In 1848, during his term in congress, he advocated Gen. Taylor's nomination
for the Presidency, in opposition to all others, and also took an active
part for his election, after his nomination - speaking a few times in Maryland,
near Washington, several times in Massachusetts, and canvassing quite fully
his own district in Illinois, which was followed by a majority in the district
of over 1500 for Gen. Taylor.
Upon his return from Congress he went to the practice of the law with
greater earnestness than ever before. In 1852 he was upon the Scott electoral
ticket, and did something in the way of canvassing, but owing to the hopelessness
of the cause in Illinois, he did less than in previous presidential canvasses.

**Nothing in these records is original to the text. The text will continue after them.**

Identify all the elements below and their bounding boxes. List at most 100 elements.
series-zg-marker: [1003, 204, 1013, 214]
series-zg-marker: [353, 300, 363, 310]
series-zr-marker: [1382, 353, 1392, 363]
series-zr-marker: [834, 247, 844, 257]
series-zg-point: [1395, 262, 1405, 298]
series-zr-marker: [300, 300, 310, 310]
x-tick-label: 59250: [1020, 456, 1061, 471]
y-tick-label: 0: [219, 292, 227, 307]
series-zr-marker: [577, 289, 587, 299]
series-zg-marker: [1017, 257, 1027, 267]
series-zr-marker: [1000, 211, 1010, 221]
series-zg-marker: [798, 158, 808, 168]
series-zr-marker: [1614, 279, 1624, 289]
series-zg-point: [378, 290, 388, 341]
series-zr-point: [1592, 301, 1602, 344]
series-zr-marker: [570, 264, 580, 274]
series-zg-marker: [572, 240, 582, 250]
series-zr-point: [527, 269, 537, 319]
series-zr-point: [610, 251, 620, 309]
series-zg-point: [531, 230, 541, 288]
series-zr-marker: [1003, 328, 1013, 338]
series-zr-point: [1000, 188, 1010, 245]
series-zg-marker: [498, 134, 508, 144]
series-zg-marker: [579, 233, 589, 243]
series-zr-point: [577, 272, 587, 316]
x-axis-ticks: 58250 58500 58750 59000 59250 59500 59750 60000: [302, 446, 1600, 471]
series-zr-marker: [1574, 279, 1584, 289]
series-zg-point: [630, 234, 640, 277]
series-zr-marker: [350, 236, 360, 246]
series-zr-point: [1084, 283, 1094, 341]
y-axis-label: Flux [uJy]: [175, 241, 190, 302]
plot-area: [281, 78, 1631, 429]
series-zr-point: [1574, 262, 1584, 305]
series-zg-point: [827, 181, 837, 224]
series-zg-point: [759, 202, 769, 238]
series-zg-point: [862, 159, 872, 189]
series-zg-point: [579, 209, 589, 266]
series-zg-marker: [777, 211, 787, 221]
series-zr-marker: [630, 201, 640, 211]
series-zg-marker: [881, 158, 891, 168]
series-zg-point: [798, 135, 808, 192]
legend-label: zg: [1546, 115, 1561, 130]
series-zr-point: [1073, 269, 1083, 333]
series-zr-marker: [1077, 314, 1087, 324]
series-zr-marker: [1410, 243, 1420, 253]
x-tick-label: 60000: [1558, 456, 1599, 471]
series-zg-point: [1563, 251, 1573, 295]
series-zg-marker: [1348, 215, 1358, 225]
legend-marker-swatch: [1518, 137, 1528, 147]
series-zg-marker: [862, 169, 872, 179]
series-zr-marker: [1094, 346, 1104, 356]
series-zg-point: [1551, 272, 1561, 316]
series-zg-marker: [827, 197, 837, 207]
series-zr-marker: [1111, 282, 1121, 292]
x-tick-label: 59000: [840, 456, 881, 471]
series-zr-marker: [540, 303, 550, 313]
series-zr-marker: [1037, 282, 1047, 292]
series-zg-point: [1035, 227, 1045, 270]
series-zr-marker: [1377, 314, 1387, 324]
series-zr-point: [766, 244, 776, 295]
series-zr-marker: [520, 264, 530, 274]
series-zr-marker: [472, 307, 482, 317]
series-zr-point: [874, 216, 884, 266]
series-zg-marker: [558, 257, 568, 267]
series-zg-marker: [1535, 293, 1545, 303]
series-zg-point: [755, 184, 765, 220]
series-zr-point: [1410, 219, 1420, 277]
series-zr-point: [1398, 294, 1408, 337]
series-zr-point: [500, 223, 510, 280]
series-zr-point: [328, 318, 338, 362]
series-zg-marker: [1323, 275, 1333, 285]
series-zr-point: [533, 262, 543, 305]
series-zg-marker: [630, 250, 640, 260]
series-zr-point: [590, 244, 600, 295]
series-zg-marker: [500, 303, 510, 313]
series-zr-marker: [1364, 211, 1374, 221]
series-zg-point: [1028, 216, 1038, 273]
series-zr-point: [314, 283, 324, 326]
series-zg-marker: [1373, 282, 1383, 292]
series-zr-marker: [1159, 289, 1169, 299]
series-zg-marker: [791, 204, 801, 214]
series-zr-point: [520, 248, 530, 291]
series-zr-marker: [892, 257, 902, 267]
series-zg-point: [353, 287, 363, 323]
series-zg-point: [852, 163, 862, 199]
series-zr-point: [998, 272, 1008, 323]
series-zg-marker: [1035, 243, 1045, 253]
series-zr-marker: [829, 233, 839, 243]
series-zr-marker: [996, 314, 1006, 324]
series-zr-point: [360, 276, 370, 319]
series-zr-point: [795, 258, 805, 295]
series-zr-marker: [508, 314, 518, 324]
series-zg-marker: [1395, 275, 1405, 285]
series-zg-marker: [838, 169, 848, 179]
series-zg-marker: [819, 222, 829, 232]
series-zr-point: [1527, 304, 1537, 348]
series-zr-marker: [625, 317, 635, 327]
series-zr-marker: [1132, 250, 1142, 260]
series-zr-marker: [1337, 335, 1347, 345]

In 1854, his profession had almost superseded the thought of politics
in his mind, when the repeal of the Missouri compromise aroused him as
he had never been before.
In the autumn of that year he took the stump with no broader practical
aim or object to secure, if possible, the re-election of Hon Richard Yates
to congress. His speeches at once attracted a more marked attention than
they had ever before done. As the canvass proceeded, he was drawn to different
parts of the state, outside of Mr. Yates' district. He did not abandon
the law, but gave his attention, by turns, to that and politics. The State
agricultural fair was at Springfield that year, and Douglas was announced
to speak there.
In the canvass of 1856, Mr. L. made over fifty speeches, no one of which,
so far as he remembers, was put in print. One of them was made at Galena,
but Mr. L. has no recollection of any part of it being printed; nor does
he remember whether in that speech he said anything about a Supreme court
decision. He may have spoken upon that subject; and some of the newspapers
may have reported him as saying what is now ascribed to him; but he thinks
he could not have expressed himself as represented.